What Makes Me Come Alive?
by Rachel Hecker
I’m a list person. I can’t function without them. If you look around my house, you’ll find little pieces of paper on random surfaces with everything from grocery lists to reminders to pump milk. In fact, somewhere there’s probably a reminder to clean up all these lists. I used to view my life as a to-do list of reminders that made up my day. That is, until I found what makes me come alive.
Certain things don’t make my to-do list because they happen so frequently I don’t need reminders, such as laundry, dishes and meal making. But my life became the sum of these lists. Even the fun things like going ice-skating as a family was assigned and checked off. Yet there was little joy for me in these fun activities I had planned. Spontaneous joy wasn’t ever on my lists. And how could it be? With endless cleaning and tantrums, dirty diapers, sleepless nights and a pleasant, but not particularly passionate, marriage. How was I supposed to inject excitement and joy just for me?
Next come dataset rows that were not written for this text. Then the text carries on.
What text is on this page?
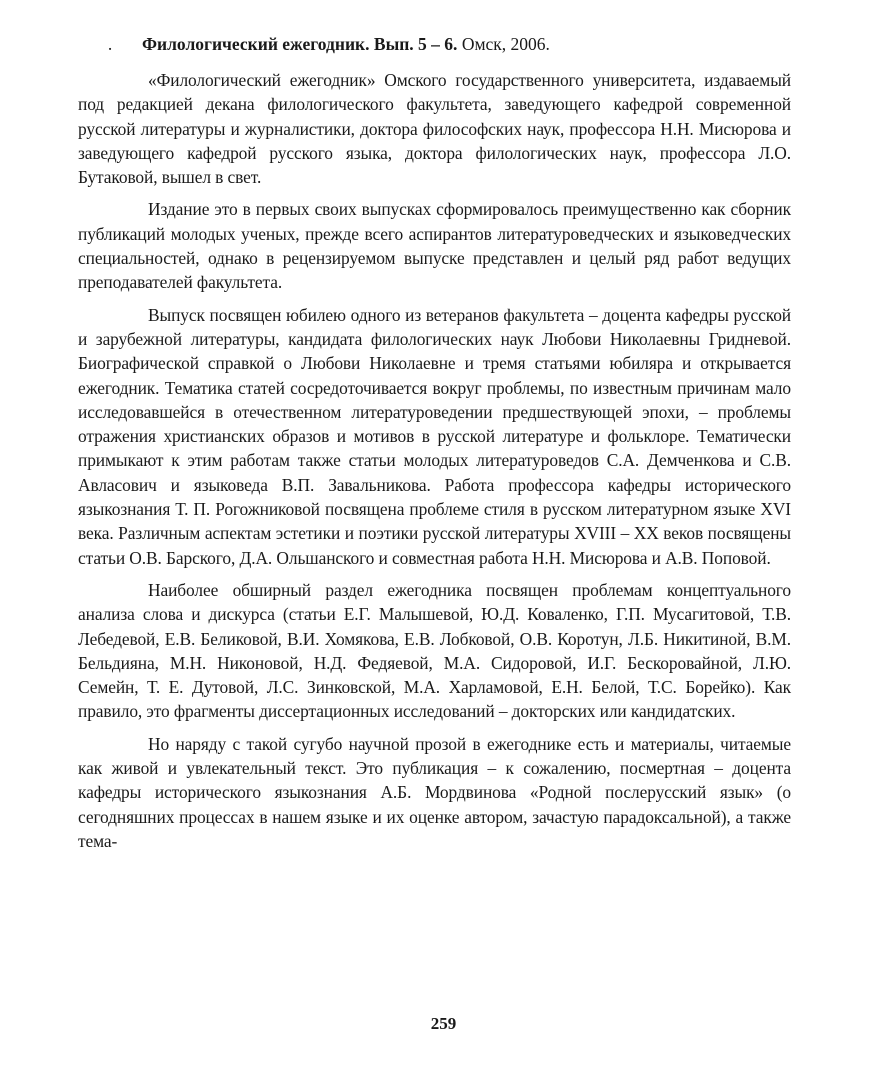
. Филологический ежегодник. Вып. 5 – 6. Омск, 2006.

«Филологический ежегодник» Омского государственного университета, издаваемый под редакцией декана филологического факультета, заведующего кафедрой современной русской литературы и журналистики, доктора философских наук, профессора Н.Н. Мисюрова и заведующего кафедрой русского языка, доктора филологических наук, профессора Л.О. Бутаковой, вышел в свет.

Издание это в первых своих выпусках сформировалось преимущественно как сборник публикаций молодых ученых, прежде всего аспирантов литературоведческих и языковедческих специальностей, однако в рецензируемом выпуске представлен и целый ряд работ ведущих преподавателей факультета.

Выпуск посвящен юбилею одного из ветеранов факультета – доцента кафедры русской и зарубежной литературы, кандидата филологических наук Любови Николаевны Гридневой. Биографической справкой о Любови Николаевне и тремя статьями юбиляра и открывается ежегодник. Тематика статей сосредоточивается вокруг проблемы, по известным причинам мало исследовавшейся в отечественном литературоведении предшествующей эпохи, – проблемы отражения христианских образов и мотивов в русской литературе и фольклоре. Тематически примыкают к этим работам также статьи молодых литературоведов С.А. Демченкова и С.В. Авласович и языковеда В.П. Завальникова. Работа профессора кафедры исторического языкознания Т. П. Рогожниковой посвящена проблеме стиля в русском литературном языке XVI века. Различным аспектам эстетики и поэтики русской литературы XVIII – XX веков посвящены статьи О.В. Барского, Д.А. Ольшанского и совместная работа Н.Н. Мисюрова и А.В. Поповой.

Наиболее обширный раздел ежегодника посвящен проблемам концептуального анализа слова и дискурса (статьи Е.Г. Малышевой, Ю.Д. Коваленко, Г.П. Мусагитовой, Т.В. Лебедевой, Е.В. Беликовой, В.И. Хомякова, Е.В. Лобковой, О.В. Коротун, Л.Б. Никитиной, В.М. Бельдияна, М.Н. Никоновой, Н.Д. Федяевой, М.А. Сидоровой, И.Г. Бескоровайной, Л.Ю. Семейн, Т. Е. Дутовой, Л.С. Зинковской, М.А. Харламовой, Е.Н. Белой, Т.С. Борейко). Как правило, это фрагменты диссертационных исследований – докторских или кандидатских.

Но наряду с такой сугубо научной прозой в ежегоднике есть и материалы, читаемые как живой и увлекательный текст. Это публикация – к сожалению, посмертная – доцента кафедры исторического языкознания А.Б. Мордвинова «Родной послерусский язык» (о сегодняшних процессах в нашем языке и их оценке автором, зачастую парадоксальной), а также тема-

259
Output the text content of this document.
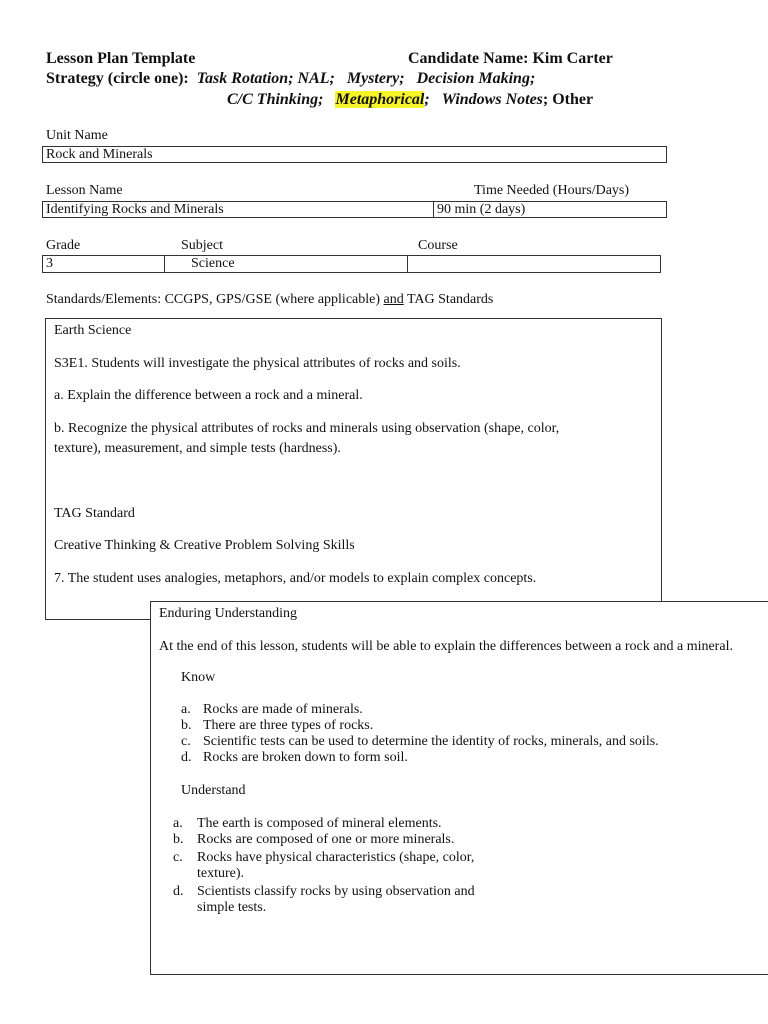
Lesson Plan Template	Candidate Name: Kim Carter
Strategy (circle one): Task Rotation; NAL; Mystery; Decision Making;
C/C Thinking; Metaphorical; Windows Notes; Other
Unit Name
Rock and Minerals
Lesson Name	Time Needed (Hours/Days)
Identifying Rocks and Minerals	90 min (2 days)
Grade	Subject	Course
3	Science
Standards/Elements: CCGPS, GPS/GSE (where applicable) and TAG Standards
Earth Science
S3E1. Students will investigate the physical attributes of rocks and soils.
a. Explain the difference between a rock and a mineral.
b. Recognize the physical attributes of rocks and minerals using observation (shape, color,
texture), measurement, and simple tests (hardness).
TAG Standard
Creative Thinking & Creative Problem Solving Skills
7. The student uses analogies, metaphors, and/or models to explain complex concepts.
Enduring Understanding
At the end of this lesson, students will be able to explain the differences between a rock and a mineral.
Know
a. Rocks are made of minerals.
b. There are three types of rocks.
c. Scientific tests can be used to determine the identity of rocks, minerals, and soils.
d. Rocks are broken down to form soil.
Understand
a. The earth is composed of mineral elements.
b. Rocks are composed of one or more minerals.
c. Rocks have physical characteristics (shape, color,
texture).
d. Scientists classify rocks by using observation and
simple tests.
I needed to find out what would bring me some excitement and joy. Last Easter before my daughter began her Easter egg hunt, she literally shook with joy. She was so excited that she could not contain herself. I wanted some of that joy. So naturally, I made a list, a list of everything in life that brought me incredible happiness. When I started this list, my thoughts went straight to my family. What makes me happy is my family. But, I wanted to go beyond that and let go of the guilt that lingered when I did. As a woman, what were some things that could make me come alive? It was difficult to come up with ideas at first, but the more I wrote, the easier it became. Here’s a sampling of what I jotted down:
- Adult get-togethers that do not center on parent talk, but rather on discussions about art, books, spirituality or travel.
- A great date night – not dinner out where we inevitably talk about kids or finances or home improvements.
- An amazingly good dessert (scale be darned)
- Creating something with my hands for someone outside of the family.
- Finding an outlet for artistic expression.
For me, the realization was that adult joy must be cultivated and even nurtured. The woman that is hidden behind the mom and the wife needs coaxing and encouragement to come out.
I know I desperately need to be energized by my joy findings, so I can give the endless resources my children demand of me. When I am emotionally and spiritually fulfilled, I can pour that joy back into them. If I am depleted, there’s obviously nothing left for me to give, and I find myself getting lost in my to-do list.
Rachel Hecker lives in Denver, Colorado, with her husband and two children.